I am trying to compute a linear regression model that predicts overall delay of flights with respect to distance, carrier and some other predictors. I decided to use SweepOperator.jl because large number of observations (more than 40 million).

However, when I formed the Gram matrix, it is not positive definite (the snapshot of its eigenvalues are shown below), which is the case because of the numerical reasons. Applying sweep operator to this matrix will result in a lot of NaN in the estimated \hat{\beta}.

I do not know what I can do to make it positive definite to that it is pd (with some guarantee).

What I Have Done

I choose first 1 million observations and form a Gram matrix, which is also non-pd.

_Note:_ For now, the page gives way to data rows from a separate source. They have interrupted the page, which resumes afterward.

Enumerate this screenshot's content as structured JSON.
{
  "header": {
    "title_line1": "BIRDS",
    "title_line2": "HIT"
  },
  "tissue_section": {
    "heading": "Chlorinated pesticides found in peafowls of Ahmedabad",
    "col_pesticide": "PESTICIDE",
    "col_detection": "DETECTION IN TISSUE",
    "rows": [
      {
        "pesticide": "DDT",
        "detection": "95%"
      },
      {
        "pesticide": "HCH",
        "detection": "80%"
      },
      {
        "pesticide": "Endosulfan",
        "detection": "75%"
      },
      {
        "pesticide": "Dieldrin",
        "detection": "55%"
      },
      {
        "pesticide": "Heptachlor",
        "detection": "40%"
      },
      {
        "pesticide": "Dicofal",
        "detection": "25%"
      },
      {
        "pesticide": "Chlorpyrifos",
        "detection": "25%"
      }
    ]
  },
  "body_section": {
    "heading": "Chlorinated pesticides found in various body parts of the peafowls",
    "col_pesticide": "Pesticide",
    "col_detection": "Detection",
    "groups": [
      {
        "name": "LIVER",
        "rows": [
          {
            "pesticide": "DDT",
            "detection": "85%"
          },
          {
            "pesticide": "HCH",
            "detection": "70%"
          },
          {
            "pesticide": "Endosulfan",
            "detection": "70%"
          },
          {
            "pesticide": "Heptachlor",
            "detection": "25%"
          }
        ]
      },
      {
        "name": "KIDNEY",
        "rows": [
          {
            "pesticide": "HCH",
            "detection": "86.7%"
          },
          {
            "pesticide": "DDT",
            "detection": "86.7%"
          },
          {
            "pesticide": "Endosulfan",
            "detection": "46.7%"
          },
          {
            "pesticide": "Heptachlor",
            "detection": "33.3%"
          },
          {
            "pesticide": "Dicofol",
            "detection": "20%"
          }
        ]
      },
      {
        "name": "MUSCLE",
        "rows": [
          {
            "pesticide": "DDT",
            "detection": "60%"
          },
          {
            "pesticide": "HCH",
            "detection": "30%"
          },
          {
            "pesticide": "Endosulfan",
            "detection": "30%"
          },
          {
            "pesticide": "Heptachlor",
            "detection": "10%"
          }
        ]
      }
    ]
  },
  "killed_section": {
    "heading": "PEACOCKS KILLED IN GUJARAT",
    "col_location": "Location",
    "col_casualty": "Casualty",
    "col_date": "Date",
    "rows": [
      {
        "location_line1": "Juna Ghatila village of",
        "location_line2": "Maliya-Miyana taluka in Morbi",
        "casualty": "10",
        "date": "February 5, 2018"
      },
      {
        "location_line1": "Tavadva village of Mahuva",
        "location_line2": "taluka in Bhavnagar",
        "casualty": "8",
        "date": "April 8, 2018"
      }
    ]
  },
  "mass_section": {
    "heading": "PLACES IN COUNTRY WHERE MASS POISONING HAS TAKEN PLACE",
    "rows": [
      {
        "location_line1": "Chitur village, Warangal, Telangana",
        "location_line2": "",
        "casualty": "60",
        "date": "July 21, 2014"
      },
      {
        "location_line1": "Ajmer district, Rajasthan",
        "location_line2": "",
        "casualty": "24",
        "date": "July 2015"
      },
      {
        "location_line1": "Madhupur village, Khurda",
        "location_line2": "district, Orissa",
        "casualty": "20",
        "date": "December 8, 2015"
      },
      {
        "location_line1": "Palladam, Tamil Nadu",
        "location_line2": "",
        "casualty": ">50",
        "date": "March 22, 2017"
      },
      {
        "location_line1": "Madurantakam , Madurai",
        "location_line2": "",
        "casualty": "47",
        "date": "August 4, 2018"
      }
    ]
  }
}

I (somehow) add an identity matrix to it and (somehow) make it pd. Since the entries of Gram matrix is extremely large, this seems to solve the problem. In fact, when I compared the results given by sweep!() and sklearn.linear_model.LinearRegression(), they are essentially the same.

However, I am not sure if this is a generally acceptable way and whether there is any rationale behind this.

AFAIK there are specific algorithms for online updating of OLS that are fairly robust, eg

  title={Algorithm as 75: Basic procedures for large, sparse or weighted linear least problems},
  author={Gentleman, W Morven},
  journal={Journal of the Royal Statistical Society. Series C (Applied Statistics)},

In fact, what you have done is essentially recreated ridge regression, although it’s usually presented as lambda * identity matrix, with the parameter lambda usually chosen by something like cross-validation. This creates a downward bias in the estimated coefficients but often provides better out of sample estimates, especially for high dimensional problems.